We thought we would have decades to prepare for Max's college and to prepare for our retirement. There are a lot of out-of- pocket expenses. There are travel expenses, and there's time away from work. It just goes on and on every time we turn around. Thankfully, we've been able to manage financially. I have concern down the road. This is a lifelong disease for me. Right now, I'm at a cycle where it seems to be coming back every two to three years. Thankfully, every two to three years, there's a great new treatment available for me. But as we do that, I'm still facing the issues of life that everybody faces. My earning potential is a big question mark down the road. My ability to continue working full-time and be there for my family is also a question.
People have to hear stories like mine. They have to hear that you might get cancer. But you can get through it. I did; you can too. I started a Web site to try and tell people that. I bike across the country to tell people that. Every place I go, there's somebody else starting down the road, and there were people like that for me, helping me, telling me that there's a great life ahead, and you can get through this. Now I want to tell everybody I can, tell our leaders that there can be a better world for people as you get through this. But it's a long road, and it takes a community. It takes everybody getting involved. There are going to be the employment issues, insurance issues, long-term care issues, and fears of recurrence. And it doesn't just get dealt with by the oncologists. There are so many people that need to get involved, and I want to make sure that people understand that we have a long way to go to really beat this disease.

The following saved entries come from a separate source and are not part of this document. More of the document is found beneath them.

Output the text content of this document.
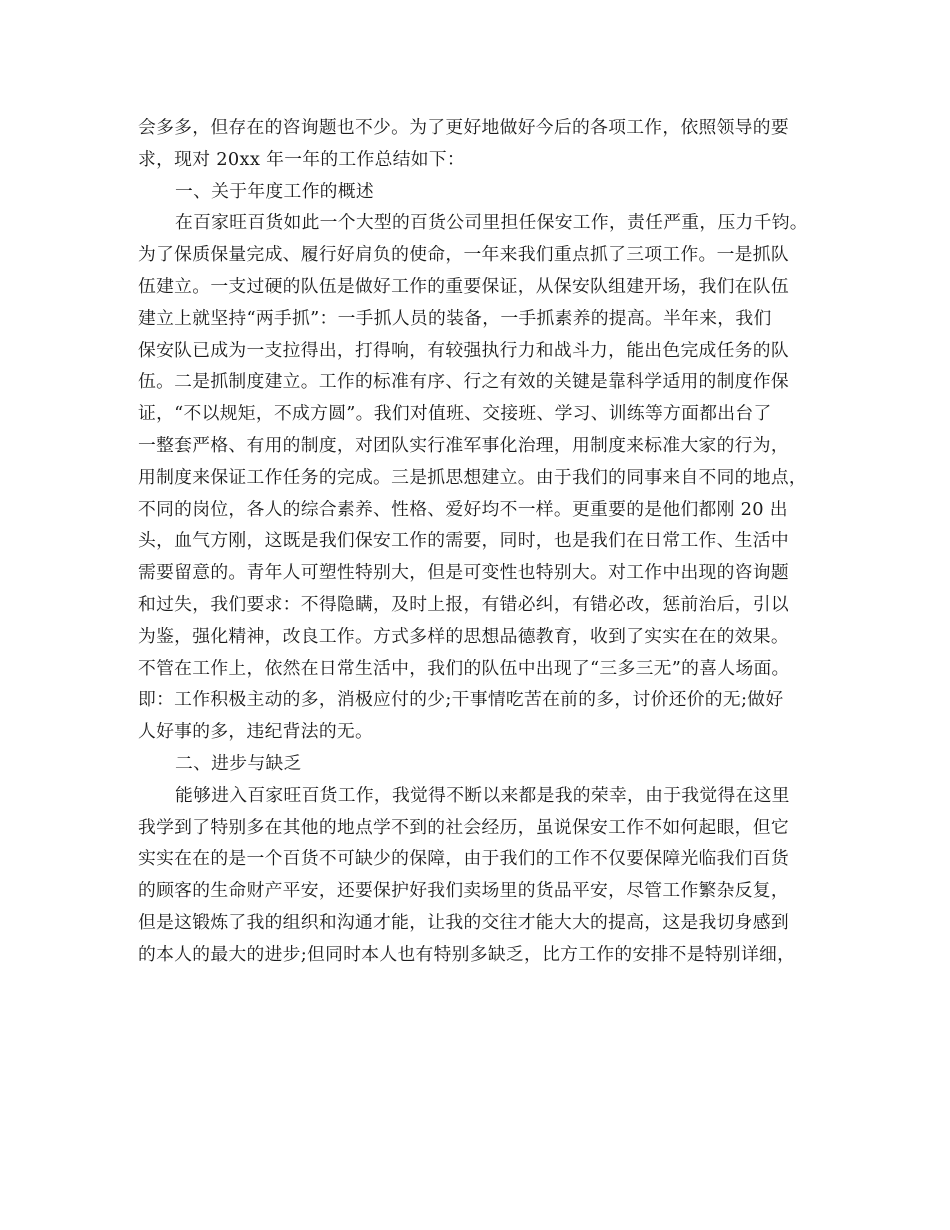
会多多，但存在的咨询题也不少。为了更好地做好今后的各项工作，依照领导的要
求，现对 20xx 年一年的工作总结如下：
一、关于年度工作的概述
在百家旺百货如此一个大型的百货公司里担任保安工作，责任严重，压力千钧。
为了保质保量完成、履行好肩负的使命，一年来我们重点抓了三项工作。一是抓队
伍建立。一支过硬的队伍是做好工作的重要保证，从保安队组建开场，我们在队伍
建立上就坚持“两手抓”：一手抓人员的装备，一手抓素养的提高。半年来，我们
保安队已成为一支拉得出，打得响，有较强执行力和战斗力，能出色完成任务的队
伍。二是抓制度建立。工作的标准有序、行之有效的关键是靠科学适用的制度作保
证，“不以规矩，不成方圆”。我们对值班、交接班、学习、训练等方面都出台了
一整套严格、有用的制度，对团队实行准军事化治理，用制度来标准大家的行为，
用制度来保证工作任务的完成。三是抓思想建立。由于我们的同事来自不同的地点，
不同的岗位，各人的综合素养、性格、爱好均不一样。更重要的是他们都刚 20 出
头，血气方刚，这既是我们保安工作的需要，同时，也是我们在日常工作、生活中
需要留意的。青年人可塑性特别大，但是可变性也特别大。对工作中出现的咨询题
和过失，我们要求：不得隐瞒，及时上报，有错必纠，有错必改，惩前治后，引以
为鉴，强化精神，改良工作。方式多样的思想品德教育，收到了实实在在的效果。
不管在工作上，依然在日常生活中，我们的队伍中出现了“三多三无”的喜人场面。
即：工作积极主动的多，消极应付的少;干事情吃苦在前的多，讨价还价的无;做好
人好事的多，违纪背法的无。
二、进步与缺乏
能够进入百家旺百货工作，我觉得不断以来都是我的荣幸，由于我觉得在这里
我学到了特别多在其他的地点学不到的社会经历，虽说保安工作不如何起眼，但它
实实在在的是一个百货不可缺少的保障，由于我们的工作不仅要保障光临我们百货
的顾客的生命财产平安，还要保护好我们卖场里的货品平安，尽管工作繁杂反复，
但是这锻炼了我的组织和沟通才能，让我的交往才能大大的提高，这是我切身感到
的本人的最大的进步;但同时本人也有特别多缺乏，比方工作的安排不是特别详细，
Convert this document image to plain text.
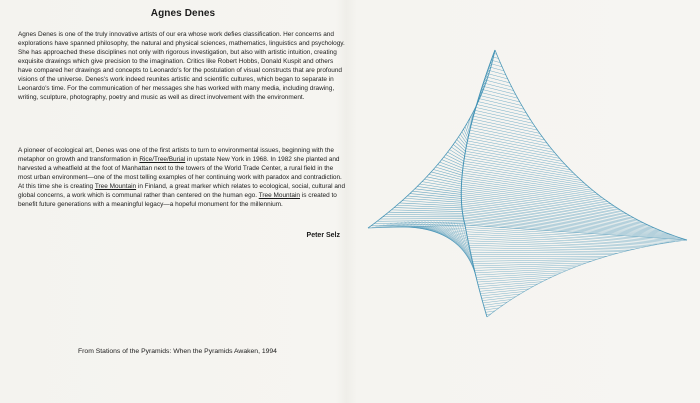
Agnes Denes

Agnes Denes is one of the truly innovative artists of our era whose work defies classification. Her concerns and explorations have spanned philosophy, the natural and physical sciences, mathematics, linguistics and psychology. She has approached these disciplines not only with rigorous investigation, but also with artistic intuition, creating exquisite drawings which give precision to the imagination. Critics like Robert Hobbs, Donald Kuspit and others have compared her drawings and concepts to Leonardo's for the postulation of visual constructs that are profound visions of the universe. Denes's work indeed reunites artistic and scientific cultures, which began to separate in Leonardo's time. For the communication of her messages she has worked with many media, including drawing, writing, sculpture, photography, poetry and music as well as direct involvement with the environment.

A pioneer of ecological art, Denes was one of the first artists to turn to environmental issues, beginning with the metaphor on growth and transformation in Rice/Tree/Burial in upstate New York in 1968. In 1982 she planted and harvested a wheatfield at the foot of Manhattan next to the towers of the World Trade Center, a rural field in the most urban environment—one of the most telling examples of her continuing work with paradox and contradiction. At this time she is creating Tree Mountain in Finland, a great marker which relates to ecological, social, cultural and global concerns, a work which is communal rather than centered on the human ego. Tree Mountain is created to benefit future generations with a meaningful legacy—a hopeful monument for the millennium.

Peter Selz
From Stations of the Pyramids: When the Pyramids Awaken, 1994
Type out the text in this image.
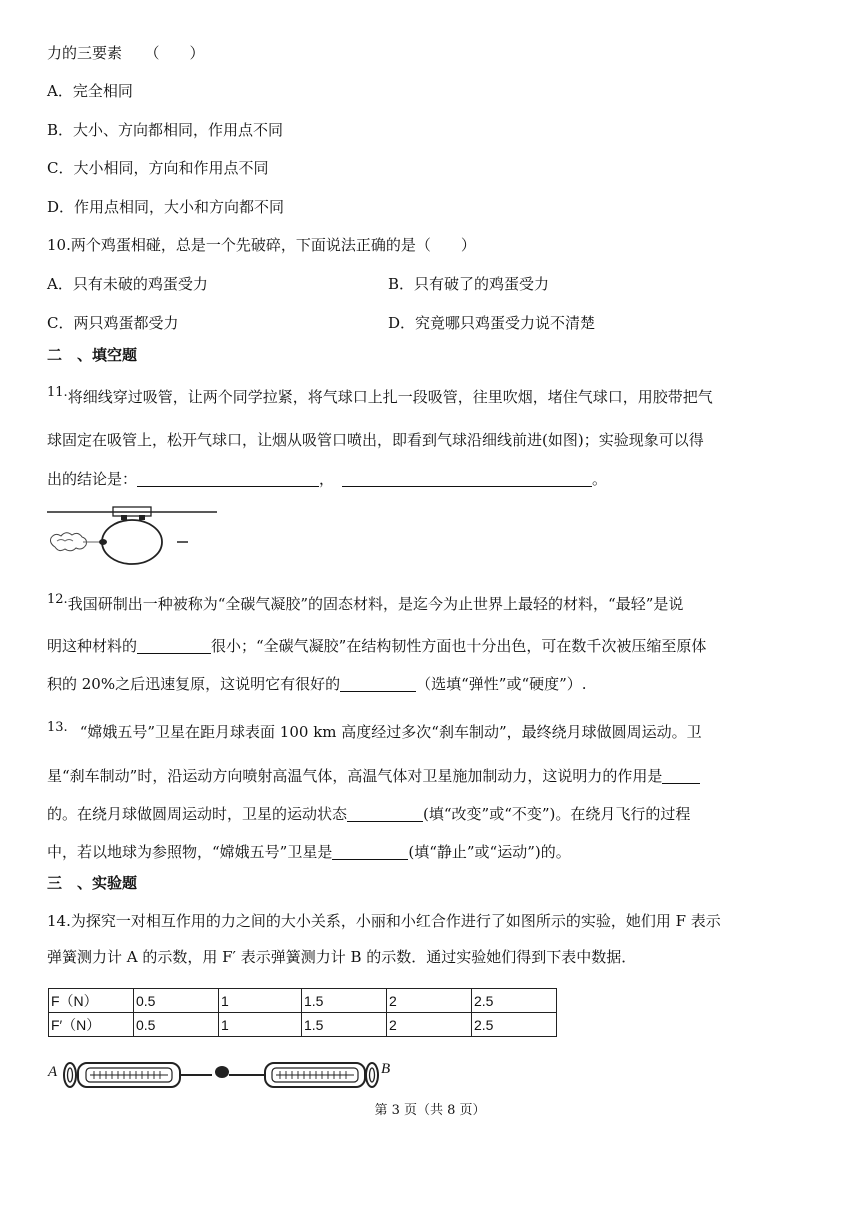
力的三要素　　（　　）
A．完全相同
B．大小、方向都相同，作用点不同
C．大小相同，方向和作用点不同
D．作用点相同，大小和方向都不同
10.两个鸡蛋相碰，总是一个先破碎，下面说法正确的是（　　）
A．只有未破的鸡蛋受力	B．只有破了的鸡蛋受力
C．两只鸡蛋都受力	D．究竟哪只鸡蛋受力说不清楚
二　、填空题
11.将细线穿过吸管，让两个同学拉紧，将气球口上扎一段吸管，往里吹烟，堵住气球口，用胶带把气
球固定在吸管上，松开气球口，让烟从吸管口喷出，即看到气球沿细线前进(如图)；实验现象可以得
出的结论是：	，	。
12.我国研制出一种被称为“全碳气凝胶”的固态材料，是迄今为止世界上最轻的材料，“最轻”是说
明这种材料的	很小；“全碳气凝胶”在结构韧性方面也十分出色，可在数千次被压缩至原体
积的 20%之后迅速复原，这说明它有很好的	（选填“弹性”或“硬度”）.
13. “嫦娥五号”卫星在距月球表面 100 km 高度经过多次“刹车制动”，最终绕月球做圆周运动。卫
星“刹车制动”时，沿运动方向喷射高温气体，高温气体对卫星施加制动力，这说明力的作用是
的。在绕月球做圆周运动时，卫星的运动状态	(填“改变”或“不变”)。在绕月飞行的过程
中，若以地球为参照物，“嫦娥五号”卫星是	(填“静止”或“运动”)的。
三　、实验题
14.为探究一对相互作用的力之间的大小关系，小丽和小红合作进行了如图所示的实验，她们用 F 表示
弹簧测力计 A 的示数，用 F′ 表示弹簧测力计 B 的示数．通过实验她们得到下表中数据．
F（N）	0.5	1	1.5	2	2.5
F′（N）	0.5	1	1.5	2	2.5
A	B
第 3 页（共 8 页）
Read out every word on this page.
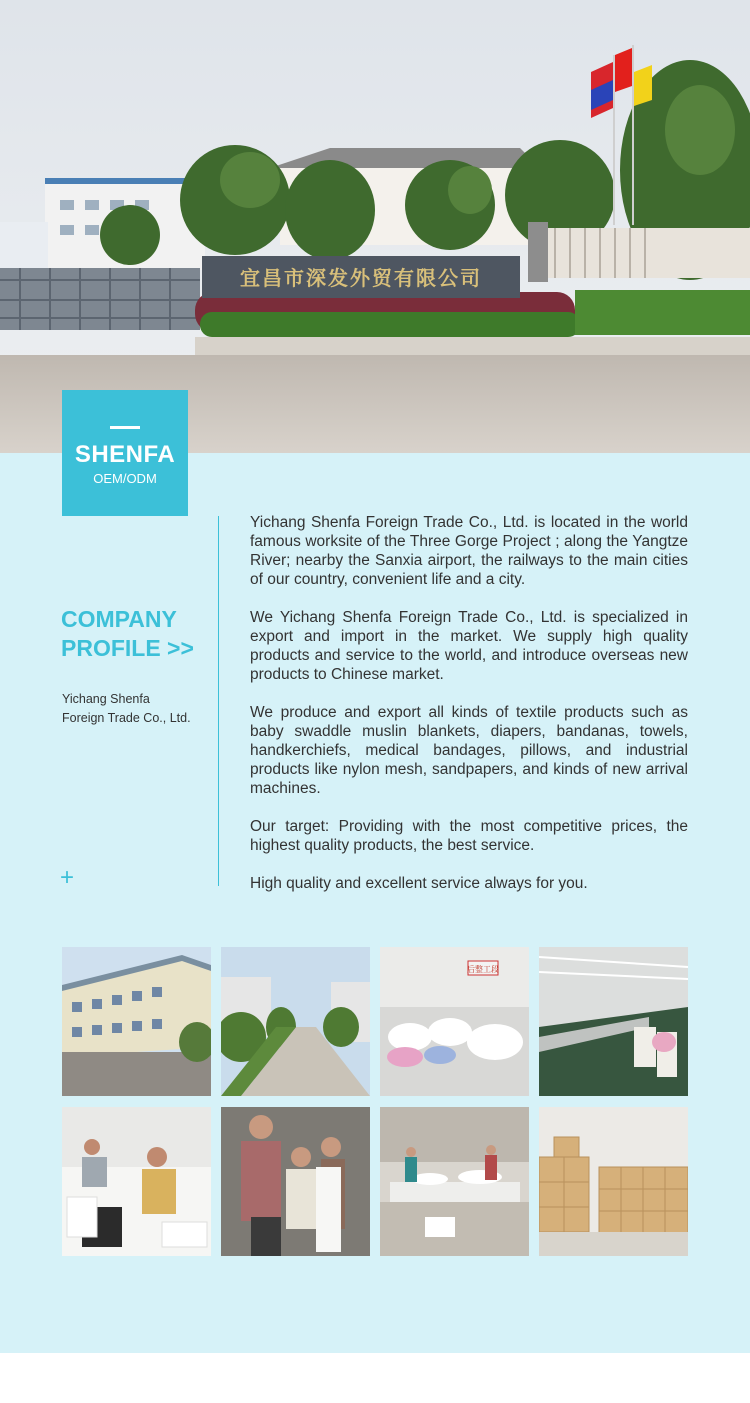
宜昌市深发外贸有限公司
SHENFA
OEM/ODM
COMPANY
PROFILE >>
Yichang Shenfa
Foreign Trade Co., Ltd.
+

Yichang Shenfa Foreign Trade Co., Ltd. is located in the world famous worksite of the Three Gorge Project ; along the Yangtze River; nearby the Sanxia airport, the railways to the main cities of our country, convenient life and a city.

We Yichang Shenfa Foreign Trade Co., Ltd. is specialized in export and import in the market. We supply high quality products and service to the world, and introduce overseas new products to Chinese market.

We produce and export all kinds of textile products such as baby swaddle muslin blankets, diapers, bandanas, towels, handkerchiefs, medical bandages, pillows, and industrial products like nylon mesh, sandpapers, and kinds of new arrival machines.

Our target: Providing with the most competitive prices, the highest quality products, the best service.

High quality and excellent service always for you.

后整工段
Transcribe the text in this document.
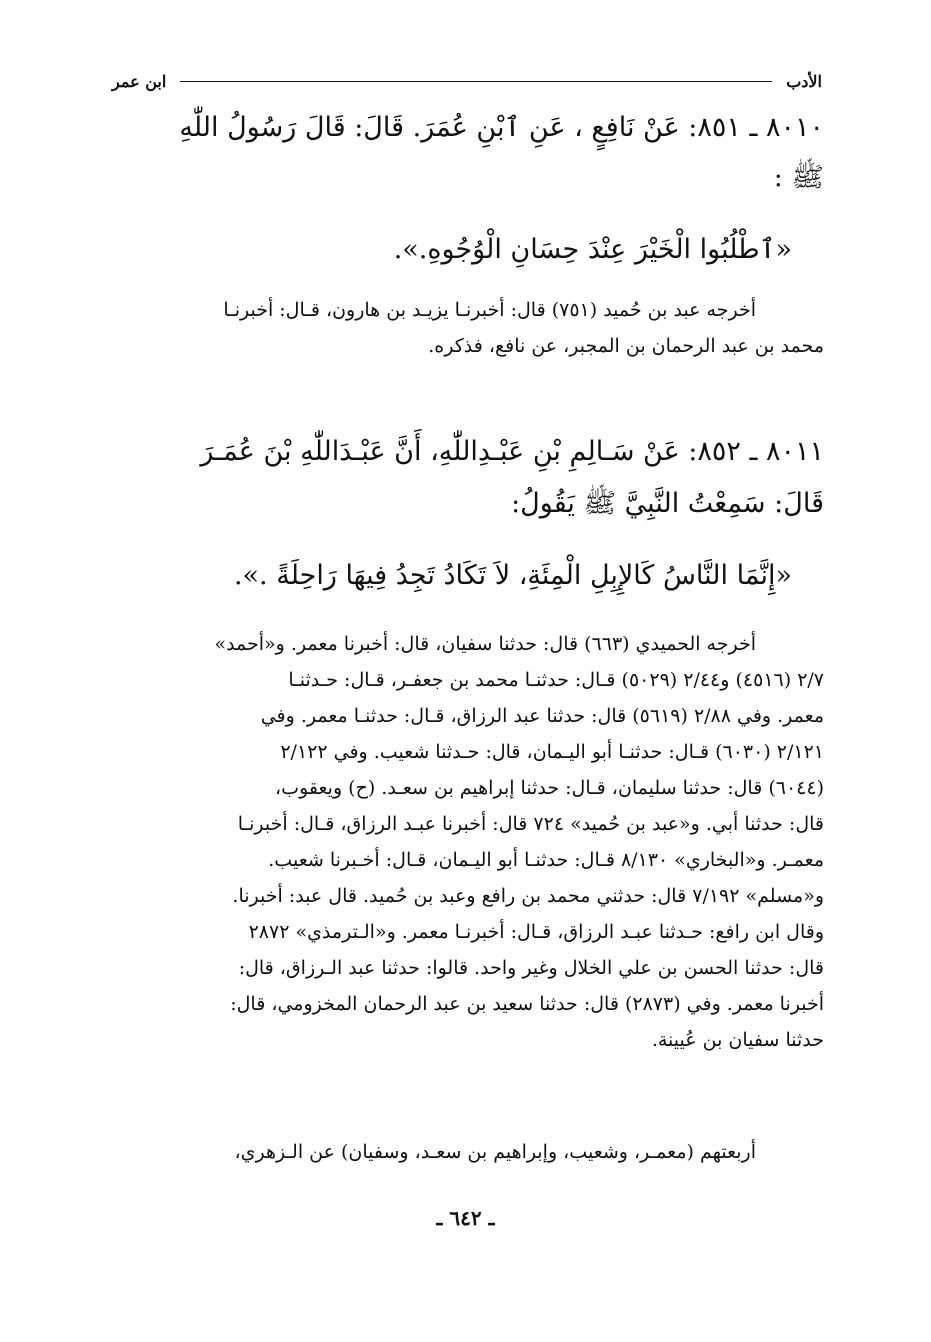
الأدب
ابن عمر
٨٠١٠ ـ ٨٥١: عَنْ نَافِعٍ ، عَنِ ٱبْنِ عُمَرَ. قَالَ: قَالَ رَسُولُ اللّٰهِ
ﷺ :
«ٱطْلُبُوا الْخَيْرَ عِنْدَ حِسَانِ الْوُجُوهِ.».

أخرجه عبد بن حُميد (٧٥١) قال: أخبرنـا يزيـد بن هارون، قـال: أخبرنـا

محمد بن عبد الرحمان بن المجبر، عن نافع، فذكره.

٨٠١١ ـ ٨٥٢: عَنْ سَـالِمِ بْنِ عَبْـدِاللّٰهِ، أَنَّ عَبْـدَاللّٰهِ بْنَ عُمَـرَ
قَالَ: سَمِعْتُ النَّبِيَّ ﷺ يَقُولُ:
«إِنَّمَا النَّاسُ كَالإِبِلِ الْمِئَةِ، لاَ تَكَادُ تَجِدُ فِيهَا رَاحِلَةً .».

أخرجه الحميدي (٦٦٣) قال: حدثنا سفيان، قال: أخبرنا معمر. و«أحمد»

٢/٧ (٤٥١٦) و٢/٤٤ (٥٠٢٩) قـال: حدثنـا محمد بن جعفـر، قـال: حـدثنـا

معمر. وفي ٢/٨٨ (٥٦١٩) قال: حدثنا عبد الرزاق، قـال: حدثنـا معمر. وفي

٢/١٢١ (٦٠٣٠) قـال: حدثنـا أبو اليـمان، قال: حـدثنا شعيب. وفي ٢/١٢٢

(٦٠٤٤) قال: حدثنا سليمان، قـال: حدثنا إبراهيم بن سعـد. (ح) ويعقوب،

قال: حدثنا أبي. و«عبد بن حُميد» ٧٢٤ قال: أخبرنا عبـد الرزاق، قـال: أخبرنـا

معمـر. و«البخاري» ٨/١٣٠ قـال: حدثنـا أبو اليـمان، قـال: أخـبرنا شعيب.

و«مسلم» ٧/١٩٢ قال: حدثني محمد بن رافع وعبد بن حُميد. قال عبد: أخبرنا.

وقال ابن رافع: حـدثنا عبـد الرزاق، قـال: أخبرنـا معمر. و«الـترمذي» ٢٨٧٢

قال: حدثنا الحسن بن علي الخلال وغير واحد. قالوا: حدثنا عبد الـرزاق، قال:

أخبرنا معمر. وفي (٢٨٧٣) قال: حدثنا سعيد بن عبد الرحمان المخزومي، قال:

حدثنا سفيان بن عُيينة.

أربعتهم (معمـر، وشعيب، وإبراهيم بن سعـد، وسفيان) عن الـزهري،

ـ ٦٤٢ ـ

I'm delighted to be here. I'll tell my story to anybody. Lance was a shining example for me that you can get through this. I remember Lance's quote, "I have taken nothing for granted now. I only have good days and great days." There are so many people that came out of everywhere to support me when I got started to say, "I've been there. I'm beyond it. You can get there." I want to be that person for someone just starting out now.
Livestrong means keep your dreams. Go for it. It means cancer limits you only if you let it. You can have a great life after cancer.
My name is Jim Owens, and I'm a seven-year brain tumor survivor.